What are "switching studies" and why do they matter?

Switching studies are clinical trials that prove a patient can switch from a reference biologic to a biosimilar without adverse effects. The FDA previously required these for "interchangeable" status, which added huge costs and delays. The 2024 proposal to remove this requirement is a major catalyst for US market growth.

Will biosimilars actually lower healthcare costs?

Yes. Biosimilars typically launch with discounts of 15-30% compared to the original biologic. In Europe, this has already led to massive savings in oncology and rheumatology. In the US, the Inflation Reduction Act is designed to ensure these savings reach the patient and the taxpayer.

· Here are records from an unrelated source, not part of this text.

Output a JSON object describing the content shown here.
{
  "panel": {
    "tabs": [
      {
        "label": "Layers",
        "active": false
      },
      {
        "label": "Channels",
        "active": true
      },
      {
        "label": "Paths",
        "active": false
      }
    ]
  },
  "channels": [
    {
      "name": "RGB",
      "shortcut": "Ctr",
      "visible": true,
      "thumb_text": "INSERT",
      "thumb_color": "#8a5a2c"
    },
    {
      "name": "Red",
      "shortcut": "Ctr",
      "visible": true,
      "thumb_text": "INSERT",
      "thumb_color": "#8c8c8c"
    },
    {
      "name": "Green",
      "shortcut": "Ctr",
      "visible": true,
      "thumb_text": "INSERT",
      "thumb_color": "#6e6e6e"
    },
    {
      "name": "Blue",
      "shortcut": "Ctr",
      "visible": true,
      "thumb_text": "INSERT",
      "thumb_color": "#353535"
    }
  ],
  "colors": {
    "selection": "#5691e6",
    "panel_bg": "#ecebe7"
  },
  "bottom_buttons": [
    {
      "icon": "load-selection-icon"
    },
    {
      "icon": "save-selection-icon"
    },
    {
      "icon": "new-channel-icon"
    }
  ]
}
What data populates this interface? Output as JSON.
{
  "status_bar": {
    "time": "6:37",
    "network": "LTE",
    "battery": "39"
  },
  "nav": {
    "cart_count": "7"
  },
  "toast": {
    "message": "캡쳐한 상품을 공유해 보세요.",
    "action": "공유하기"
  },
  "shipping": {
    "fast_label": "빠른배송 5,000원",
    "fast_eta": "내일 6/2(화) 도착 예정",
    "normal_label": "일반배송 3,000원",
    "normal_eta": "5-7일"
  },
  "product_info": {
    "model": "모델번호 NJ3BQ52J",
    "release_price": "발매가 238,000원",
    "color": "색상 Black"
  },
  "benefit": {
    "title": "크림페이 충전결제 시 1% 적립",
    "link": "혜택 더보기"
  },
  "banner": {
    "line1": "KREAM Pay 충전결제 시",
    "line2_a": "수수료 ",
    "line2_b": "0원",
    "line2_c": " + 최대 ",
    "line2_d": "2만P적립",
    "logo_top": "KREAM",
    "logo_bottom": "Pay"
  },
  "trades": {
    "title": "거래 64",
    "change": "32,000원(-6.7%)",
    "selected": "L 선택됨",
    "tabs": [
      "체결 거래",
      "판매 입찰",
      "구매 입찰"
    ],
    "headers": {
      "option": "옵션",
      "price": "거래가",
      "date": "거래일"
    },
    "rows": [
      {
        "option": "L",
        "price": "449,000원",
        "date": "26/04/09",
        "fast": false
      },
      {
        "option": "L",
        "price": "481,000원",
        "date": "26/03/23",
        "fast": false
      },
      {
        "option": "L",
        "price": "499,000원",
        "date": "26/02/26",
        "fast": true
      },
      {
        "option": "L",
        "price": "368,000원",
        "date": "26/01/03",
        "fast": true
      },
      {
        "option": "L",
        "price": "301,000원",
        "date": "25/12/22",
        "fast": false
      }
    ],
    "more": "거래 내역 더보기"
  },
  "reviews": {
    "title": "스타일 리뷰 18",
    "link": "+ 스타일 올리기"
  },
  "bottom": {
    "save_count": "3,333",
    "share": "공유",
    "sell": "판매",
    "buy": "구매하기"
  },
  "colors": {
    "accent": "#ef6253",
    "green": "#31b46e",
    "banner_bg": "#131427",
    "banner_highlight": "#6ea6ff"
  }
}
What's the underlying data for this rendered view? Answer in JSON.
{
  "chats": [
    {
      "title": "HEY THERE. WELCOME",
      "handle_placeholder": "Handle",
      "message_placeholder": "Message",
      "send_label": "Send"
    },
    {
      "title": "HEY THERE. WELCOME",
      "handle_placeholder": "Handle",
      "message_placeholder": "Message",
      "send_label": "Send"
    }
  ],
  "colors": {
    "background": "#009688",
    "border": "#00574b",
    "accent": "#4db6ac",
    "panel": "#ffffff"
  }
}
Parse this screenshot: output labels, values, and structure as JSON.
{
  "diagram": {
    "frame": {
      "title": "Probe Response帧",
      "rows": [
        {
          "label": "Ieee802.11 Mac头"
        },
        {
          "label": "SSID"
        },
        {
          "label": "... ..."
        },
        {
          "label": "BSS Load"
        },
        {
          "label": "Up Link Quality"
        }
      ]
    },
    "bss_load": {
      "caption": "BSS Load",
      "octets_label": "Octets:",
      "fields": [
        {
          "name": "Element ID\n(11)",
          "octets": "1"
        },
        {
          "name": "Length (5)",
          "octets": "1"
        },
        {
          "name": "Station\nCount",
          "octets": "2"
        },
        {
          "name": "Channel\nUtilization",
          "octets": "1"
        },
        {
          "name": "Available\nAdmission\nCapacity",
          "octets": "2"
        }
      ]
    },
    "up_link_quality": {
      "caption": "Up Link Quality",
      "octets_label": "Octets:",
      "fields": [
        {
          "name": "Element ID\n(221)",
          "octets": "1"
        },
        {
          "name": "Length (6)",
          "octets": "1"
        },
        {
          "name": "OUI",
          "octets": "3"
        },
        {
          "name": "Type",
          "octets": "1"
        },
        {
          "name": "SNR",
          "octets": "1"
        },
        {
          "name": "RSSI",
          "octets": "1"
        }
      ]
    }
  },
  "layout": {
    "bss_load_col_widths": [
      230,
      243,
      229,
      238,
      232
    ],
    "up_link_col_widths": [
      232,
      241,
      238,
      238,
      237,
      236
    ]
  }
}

What is a "patent thicket"?

A patent thicket is a strategy where a drug company files numerous overlapping patents on a single product to block competitors from entering the market even after the primary patent expires. This was a primary reason why US biosimilar adoption lagged behind Europe.

Next Steps for Market Observers

If you are tracking this space, keep an eye on two things: the finalization of the FDA's interchangeable guidelines and the rollout of biosimilars for the next wave of biologics hitting the patent cliff in 2027. For healthcare providers, the focus will shift from "Is it safe?" to "How do I transition my patient base efficiently?" For investors, the opportunity lies in the US market's rapid acceleration and the continued manufacturing dominance of the European hub.